The county was aware of the relationship between EBI and Wellness IQ, which was cited in the report as a potential conflict of interest.

“We are talking with our legal counsel,” he said. “We feel the inaccuracies pose potential issues for our customers. We have been doing this for a long time very successfully.”

What has the county done?

The county terminated contracts with EBI and Wellness IQ. Some county employees who oversaw the program have left.

The county froze the regional health care program, stopping any new partners from signing on.

The county recuperated the $2.5 million in benefits it shouldn’t have paid.

Ernst & Young was hired to establish new policies and procedures.

Oswald Cos. was hired to replace EBI to manage the health care plan.

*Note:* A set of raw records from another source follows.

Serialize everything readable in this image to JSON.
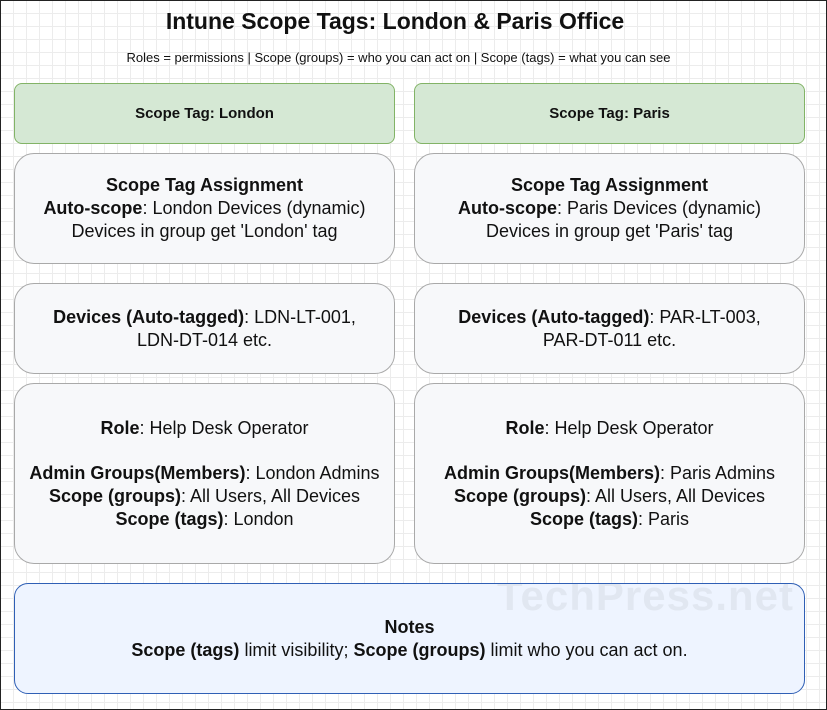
{
  "title": "Intune Scope Tags: London & Paris Office",
  "subtitle": "Roles = permissions | Scope (groups) = who you can act on | Scope (tags) = what you can see",
  "colors": {
    "header_fill": "#d5e8d4",
    "header_border": "#82b366",
    "box_fill": "#f7f8fa",
    "notes_fill": "#eef4ff",
    "notes_border": "#2f5fb5"
  },
  "london": {
    "header": "Scope Tag: London",
    "assignment": {
      "heading": "Scope Tag Assignment",
      "auto_scope_label": "Auto-scope",
      "auto_scope_value": ": London Devices (dynamic)",
      "tag_note": "Devices in group get 'London' tag"
    },
    "devices": {
      "label": "Devices (Auto-tagged)",
      "value_line1": ": LDN-LT-001,",
      "value_line2": "LDN-DT-014 etc."
    },
    "role": {
      "role_label": "Role",
      "role_value": ": Help Desk Operator",
      "admin_label": "Admin Groups(Members)",
      "admin_value": ": London Admins",
      "scope_groups_label": "Scope (groups)",
      "scope_groups_value": ": All Users, All Devices",
      "scope_tags_label": "Scope (tags)",
      "scope_tags_value": ": London"
    }
  },
  "paris": {
    "header": "Scope Tag: Paris",
    "assignment": {
      "heading": "Scope Tag Assignment",
      "auto_scope_label": "Auto-scope",
      "auto_scope_value": ": Paris Devices (dynamic)",
      "tag_note": "Devices in group get 'Paris' tag"
    },
    "devices": {
      "label": "Devices (Auto-tagged)",
      "value_line1": ": PAR-LT-003,",
      "value_line2": "PAR-DT-011 etc."
    },
    "role": {
      "role_label": "Role",
      "role_value": ": Help Desk Operator",
      "admin_label": "Admin Groups(Members)",
      "admin_value": ": Paris Admins",
      "scope_groups_label": "Scope (groups)",
      "scope_groups_value": ": All Users, All Devices",
      "scope_tags_label": "Scope (tags)",
      "scope_tags_value": ": Paris"
    }
  },
  "notes": {
    "heading": "Notes",
    "part1_bold": "Scope (tags)",
    "part2": " limit visibility; ",
    "part3_bold": "Scope (groups)",
    "part4": " limit who you can act on."
  },
  "watermark": "TechPress.net"
}
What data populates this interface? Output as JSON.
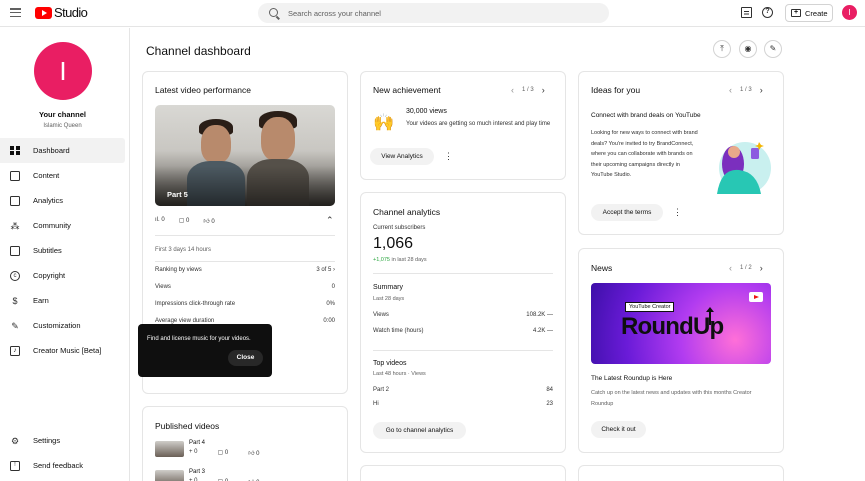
{
  "topbar": {
    "logo_text": "Studio",
    "search_placeholder": "Search across your channel",
    "create_label": "Create",
    "avatar_letter": "I"
  },
  "sidebar": {
    "avatar_letter": "I",
    "channel_title": "Your channel",
    "channel_name": "Islamic Queen",
    "items": [
      {
        "label": "Dashboard",
        "icon": "dashboard-icon",
        "active": true
      },
      {
        "label": "Content",
        "icon": "content-icon"
      },
      {
        "label": "Analytics",
        "icon": "analytics-icon"
      },
      {
        "label": "Community",
        "icon": "community-icon"
      },
      {
        "label": "Subtitles",
        "icon": "subtitles-icon"
      },
      {
        "label": "Copyright",
        "icon": "copyright-icon"
      },
      {
        "label": "Earn",
        "icon": "earn-icon"
      },
      {
        "label": "Customization",
        "icon": "customization-icon"
      },
      {
        "label": "Creator Music [Beta]",
        "icon": "creator-music-icon"
      }
    ],
    "bottom_items": [
      {
        "label": "Settings",
        "icon": "settings-icon"
      },
      {
        "label": "Send feedback",
        "icon": "feedback-icon"
      }
    ]
  },
  "page_title": "Channel dashboard",
  "latest_video": {
    "title": "Latest video performance",
    "thumb_label": "Part 5",
    "stats": {
      "views": "0",
      "comments": "0",
      "likes": "0"
    },
    "period": "First 3 days 14 hours",
    "rows": [
      {
        "label": "Ranking by views",
        "value": "3 of 5"
      },
      {
        "label": "Views",
        "value": "0"
      },
      {
        "label": "Impressions click-through rate",
        "value": "0%"
      },
      {
        "label": "Average view duration",
        "value": "0:00"
      }
    ]
  },
  "tooltip": {
    "text": "Find and license music for your videos.",
    "close_label": "Close"
  },
  "published": {
    "title": "Published videos",
    "items": [
      {
        "title": "Part 4",
        "views": "0",
        "comments": "0",
        "likes": "0"
      },
      {
        "title": "Part 3",
        "views": "0",
        "comments": "0",
        "likes": "0"
      }
    ]
  },
  "achievement": {
    "title": "New achievement",
    "pager": "1 / 3",
    "headline": "30,000 views",
    "body": "Your videos are getting so much interest and play time",
    "button": "View Analytics"
  },
  "analytics": {
    "title": "Channel analytics",
    "subs_label": "Current subscribers",
    "subs_value": "1,066",
    "delta": "+1,075",
    "delta_suffix": "in last 28 days",
    "summary_title": "Summary",
    "summary_period": "Last 28 days",
    "summary_rows": [
      {
        "label": "Views",
        "value": "108.2K",
        "trend": "—"
      },
      {
        "label": "Watch time (hours)",
        "value": "4.2K",
        "trend": "—"
      }
    ],
    "top_title": "Top videos",
    "top_period": "Last 48 hours · Views",
    "top_rows": [
      {
        "label": "Part 2",
        "value": "84"
      },
      {
        "label": "Hi",
        "value": "23"
      }
    ],
    "button": "Go to channel analytics"
  },
  "ideas": {
    "title": "Ideas for you",
    "pager": "1 / 3",
    "headline": "Connect with brand deals on YouTube",
    "body": "Looking for new ways to connect with brand deals? You're invited to try BrandConnect, where you can collaborate with brands on their upcoming campaigns directly in YouTube Studio.",
    "button": "Accept the terms"
  },
  "news": {
    "title": "News",
    "pager": "1 / 2",
    "img_tag": "YouTube Creator",
    "img_big": "RoundUp",
    "headline": "The Latest Roundup is Here",
    "body": "Catch up on the latest news and updates with this months Creator Roundup",
    "button": "Check it out"
  },
  "colors": {
    "brand": "#ff0000",
    "avatar": "#e91e63",
    "positive": "#2ba640"
  }
}
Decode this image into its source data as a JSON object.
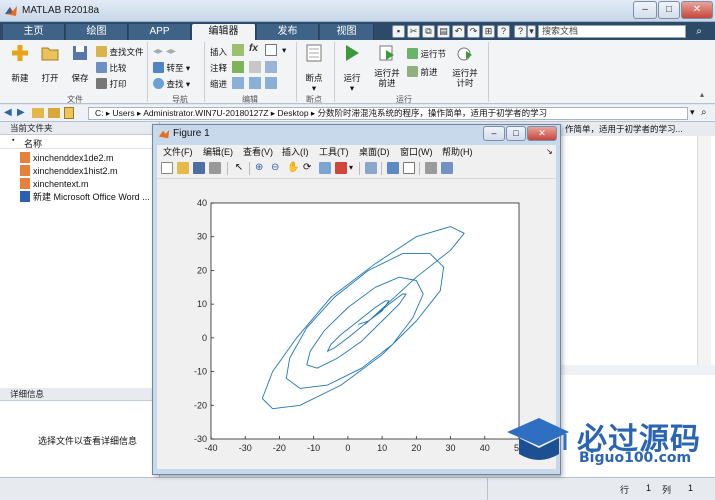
{
  "window": {
    "title": "MATLAB R2018a",
    "controls": [
      "–",
      "□",
      "✕"
    ]
  },
  "tabs": [
    {
      "label": "主页",
      "active": false
    },
    {
      "label": "绘图",
      "active": false
    },
    {
      "label": "APP",
      "active": false
    },
    {
      "label": "编辑器",
      "active": true
    },
    {
      "label": "发布",
      "active": false
    },
    {
      "label": "视图",
      "active": false
    }
  ],
  "search": {
    "placeholder": "搜索文档"
  },
  "ribbon": {
    "groups": {
      "file": "文件",
      "navigate": "导航",
      "edit": "编辑",
      "breakpoints": "断点",
      "run": "运行"
    },
    "new": "新建",
    "open": "打开",
    "save": "保存",
    "find_files": "查找文件",
    "compare": "比较",
    "print": "打印",
    "goto": "转至",
    "find": "查找",
    "insert": "插入",
    "comment": "注释",
    "indent": "缩进",
    "fx": "fx",
    "breakpoint": "断点",
    "run": "运行",
    "run_advance": "运行并\n前进",
    "run_section": "运行节",
    "advance": "前进",
    "run_time": "运行并\n计时"
  },
  "address": {
    "path": "C: ▸ Users ▸ Administrator.WIN7U-20180127Z ▸ Desktop ▸ 分数阶时滞混沌系统的程序，操作简单，适用于初学者的学习"
  },
  "current_folder": {
    "header": "当前文件夹",
    "column_name": "名称",
    "files": [
      {
        "name": "xinchenddex1de2.m",
        "type": "m"
      },
      {
        "name": "xinchenddex1hist2.m",
        "type": "m"
      },
      {
        "name": "xinchentext.m",
        "type": "m"
      },
      {
        "name": "新建 Microsoft Office Word ...",
        "type": "doc"
      }
    ]
  },
  "details": {
    "header": "详细信息",
    "hint": "选择文件以查看详细信息"
  },
  "right_panel_header": "作简单，适用于初学者的学习...",
  "status": {
    "row_label": "行",
    "row_value": "1",
    "col_label": "列",
    "col_value": "1"
  },
  "figure": {
    "title": "Figure 1",
    "menu": [
      "文件(F)",
      "编辑(E)",
      "查看(V)",
      "插入(I)",
      "工具(T)",
      "桌面(D)",
      "窗口(W)",
      "帮助(H)"
    ]
  },
  "chart_data": {
    "type": "line",
    "title": "",
    "xlabel": "",
    "ylabel": "",
    "xlim": [
      -40,
      50
    ],
    "ylim": [
      -30,
      40
    ],
    "xticks": [
      -40,
      -30,
      -20,
      -10,
      0,
      10,
      20,
      30,
      40,
      50
    ],
    "yticks": [
      -30,
      -20,
      -10,
      0,
      10,
      20,
      30,
      40
    ],
    "grid": false,
    "series": [
      {
        "color": "#1f77b4",
        "description_points": "spiral trajectory around (5,5), rotated ellipse major axis along y≈x; outer loop reaches x≈-25..40, y≈-21..32",
        "x": [
          5,
          20,
          30,
          34,
          30,
          20,
          8,
          -5,
          -15,
          -22,
          -25,
          -22,
          -14,
          -2,
          10,
          20,
          27,
          28,
          24,
          16,
          6,
          -4,
          -12,
          -17,
          -18,
          -14,
          -6,
          4,
          13,
          19,
          22,
          20,
          15,
          8,
          0,
          -7,
          -11,
          -12,
          -9,
          -3,
          4,
          10,
          15,
          17,
          16,
          12,
          6,
          0,
          -4,
          -6,
          -5,
          -2,
          3,
          8,
          11,
          12,
          10,
          6,
          3
        ],
        "y": [
          4,
          18,
          26,
          31,
          33,
          30,
          22,
          12,
          0,
          -10,
          -18,
          -21,
          -20,
          -14,
          -5,
          5,
          14,
          21,
          25,
          25,
          20,
          12,
          3,
          -6,
          -12,
          -15,
          -14,
          -9,
          -2,
          6,
          13,
          17,
          18,
          15,
          9,
          2,
          -4,
          -8,
          -9,
          -6,
          -1,
          5,
          10,
          13,
          13,
          10,
          5,
          0,
          -3,
          -4,
          -2,
          1,
          5,
          9,
          11,
          11,
          8,
          5,
          4
        ]
      }
    ]
  },
  "watermark": {
    "title": "必过源码",
    "url": "Biguo100.com"
  }
}
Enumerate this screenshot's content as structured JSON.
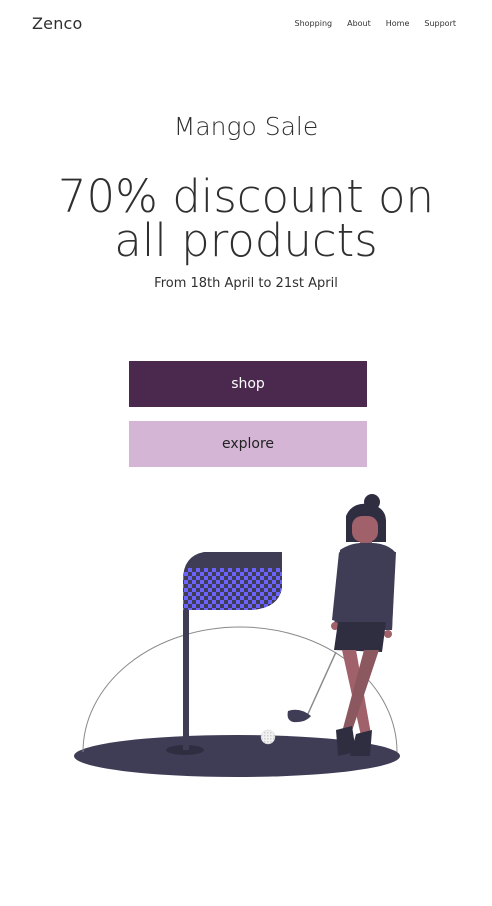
{
  "nav": {
    "brand": "Zenco",
    "links": [
      "Shopping",
      "About",
      "Home",
      "Support"
    ]
  },
  "hero": {
    "subtitle": "Mango Sale",
    "headline_line1": "70% discount on",
    "headline_line2": "all products",
    "dates": "From 18th April to 21st April"
  },
  "buttons": {
    "shop": "shop",
    "explore": "explore"
  },
  "colors": {
    "shop_bg": "#4b294f",
    "explore_bg": "#d5b5d6",
    "illustration_dark": "#3f3d56",
    "flag_accent": "#6c63ff",
    "skin": "#a0616a"
  },
  "illustration": {
    "subject": "woman golfer beside putting green flag",
    "icons": [
      "golf-flag-icon",
      "golf-ball-icon",
      "golfer-figure"
    ]
  }
}
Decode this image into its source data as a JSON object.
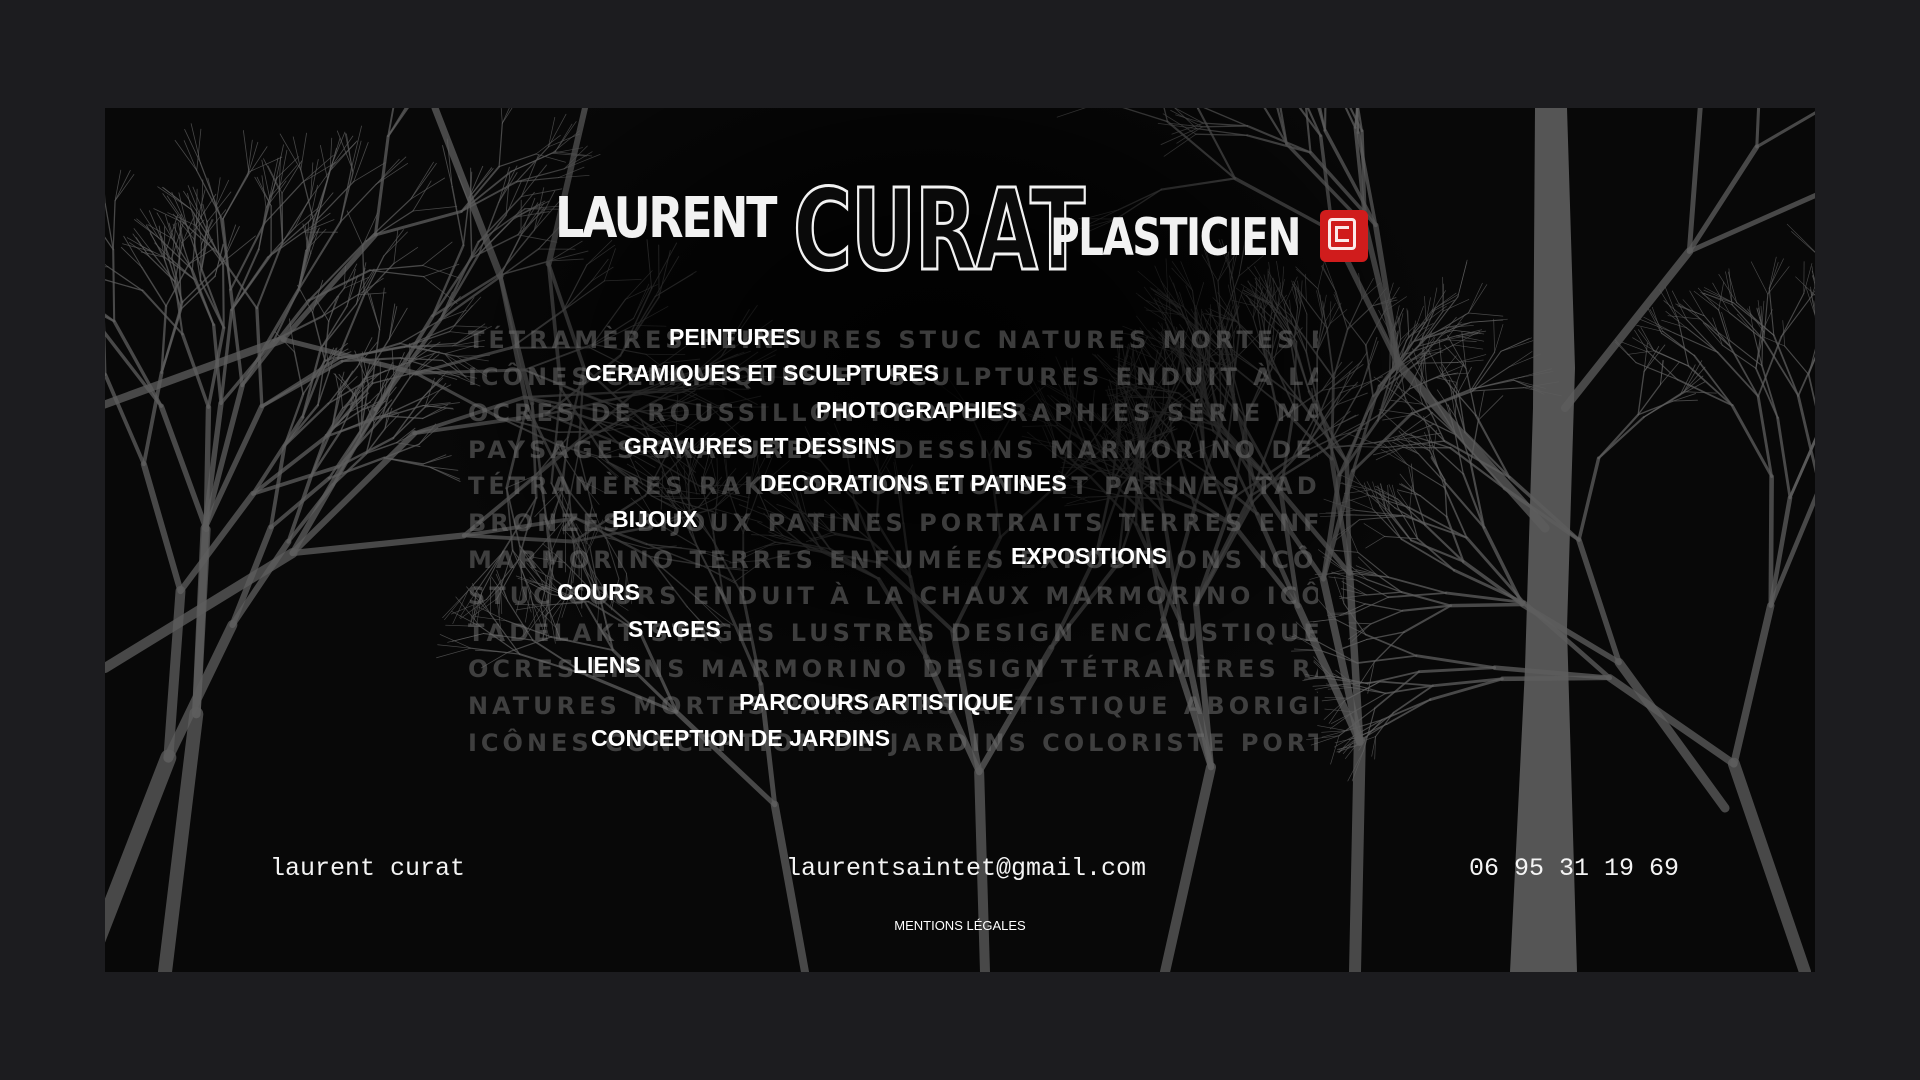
{
  "site": {
    "logo": {
      "first": "LAURENT",
      "last": "CURAT",
      "suffix": "PLASTICIEN",
      "mark_color": "#d01c1c"
    }
  },
  "background_words": [
    "TÉTRAMÈRES PEINTURES STUC NATURES MORTES RAKU",
    "ICÔNES CERAMIQUES ET SCULPTURES ENDUIT À LA CHAUX",
    "OCRES DE ROUSSILLON PHOTOGRAPHIES SÉRIE MAROCAINE",
    "PAYSAGES GRAVURES ET DESSINS MARMORINO DESIGN RAKU",
    "TÉTRAMÈRES RAKU DECORATIONS ET PATINES TADELAKT STUC",
    "BRONZES BIJOUX PATINES PORTRAITS TERRES ENFUMÉES",
    "MARMORINO TERRES ENFUMÉES EXPOSITIONS ICÔNES",
    "STUC COURS ENDUIT À LA CHAUX MARMORINO ICÔNES",
    "TADELAKT STAGES LUSTRES DESIGN ENCAUSTIQUES ICÔNES",
    "OCRES LIENS MARMORINO DESIGN TÉTRAMÈRES RAKU",
    "NATURES MORTES PARCOURS ARTISTIQUE ABORIGÈNE OCRES",
    "ICÔNES CONCEPTION DE JARDINS COLORISTE PORTRAITS STUC"
  ],
  "menu": {
    "peintures": "PEINTURES",
    "ceramiques": "CERAMIQUES ET SCULPTURES",
    "photographies": "PHOTOGRAPHIES",
    "gravures": "GRAVURES ET DESSINS",
    "decorations": "DECORATIONS ET PATINES",
    "bijoux": "BIJOUX",
    "expositions": "EXPOSITIONS",
    "cours": "COURS",
    "stages": "STAGES",
    "liens": "LIENS",
    "parcours": "PARCOURS ARTISTIQUE",
    "jardins": "CONCEPTION DE JARDINS"
  },
  "footer": {
    "name": "laurent curat",
    "email": "laurentsaintet@gmail.com",
    "phone": "06 95 31 19 69",
    "legal": "MENTIONS LÉGALES"
  },
  "colors": {
    "page_bg": "#1c1c1f",
    "tree_gray": "#5e5e5e",
    "text": "#ffffff"
  }
}
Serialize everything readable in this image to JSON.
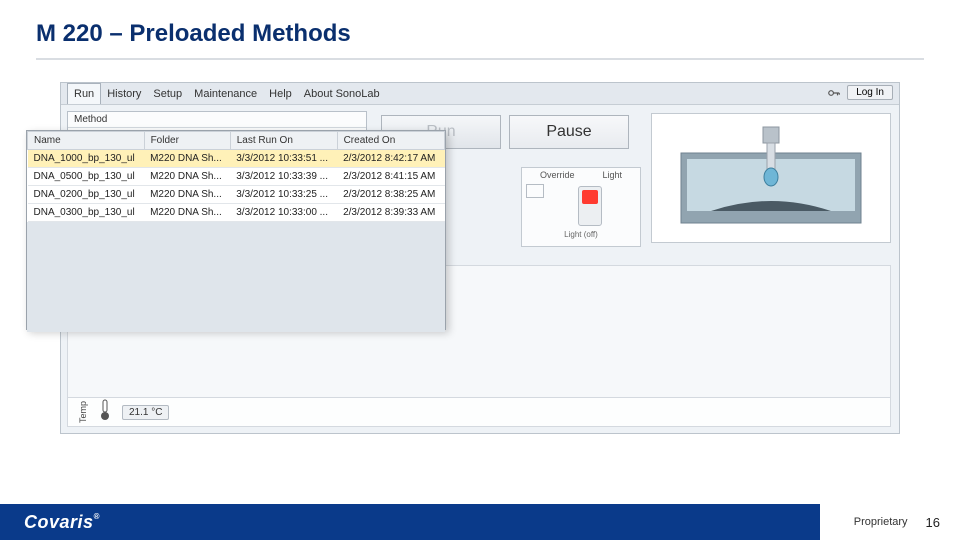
{
  "slide": {
    "title": "M 220 – Preloaded Methods",
    "proprietary": "Proprietary",
    "page": "16",
    "brand": "Covaris"
  },
  "menubar": {
    "items": [
      "Run",
      "History",
      "Setup",
      "Maintenance",
      "Help",
      "About SonoLab"
    ],
    "login": "Log In"
  },
  "panel": {
    "method_label": "Method"
  },
  "buttons": {
    "run": "Run",
    "pause": "Pause"
  },
  "controls": {
    "override": "Override",
    "light": "Light",
    "lightoff": "Light (off)"
  },
  "temp": {
    "label": "Temp",
    "value": "21.1 °C"
  },
  "browser": {
    "columns": [
      "Name",
      "Folder",
      "Last Run On",
      "Created On"
    ],
    "rows": [
      {
        "name": "DNA_1000_bp_130_ul",
        "folder": "M220 DNA Sh...",
        "last": "3/3/2012 10:33:51 ...",
        "created": "2/3/2012 8:42:17 AM"
      },
      {
        "name": "DNA_0500_bp_130_ul",
        "folder": "M220 DNA Sh...",
        "last": "3/3/2012 10:33:39 ...",
        "created": "2/3/2012 8:41:15 AM"
      },
      {
        "name": "DNA_0200_bp_130_ul",
        "folder": "M220 DNA Sh...",
        "last": "3/3/2012 10:33:25 ...",
        "created": "2/3/2012 8:38:25 AM"
      },
      {
        "name": "DNA_0300_bp_130_ul",
        "folder": "M220 DNA Sh...",
        "last": "3/3/2012 10:33:00 ...",
        "created": "2/3/2012 8:39:33 AM"
      }
    ]
  }
}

That company will receive no fees from regional partners.

What happens next?

The $9.5 million deficit will be covered by reserves and any leftover money in this year’s budget, Budish said. The reserve fund will be replenished over the next two to three years.

Premiums for partners will likely rise for 2016, but Budish said the rates will still be well below anything smaller governments could negotiate on their own.

The county will:

  • seek more partners to join the program, paying high enough rates to cover costs.
  • introduce a wellness plan, to make employees healthier and lead to fewer claims.

The county has referred the audit and other information to the law department.

“It is possible there could be litigation but we are not anticipating it,” Budish said. “It is very hard to figure out where the mistakes were. Our internal work wasn’t so great.”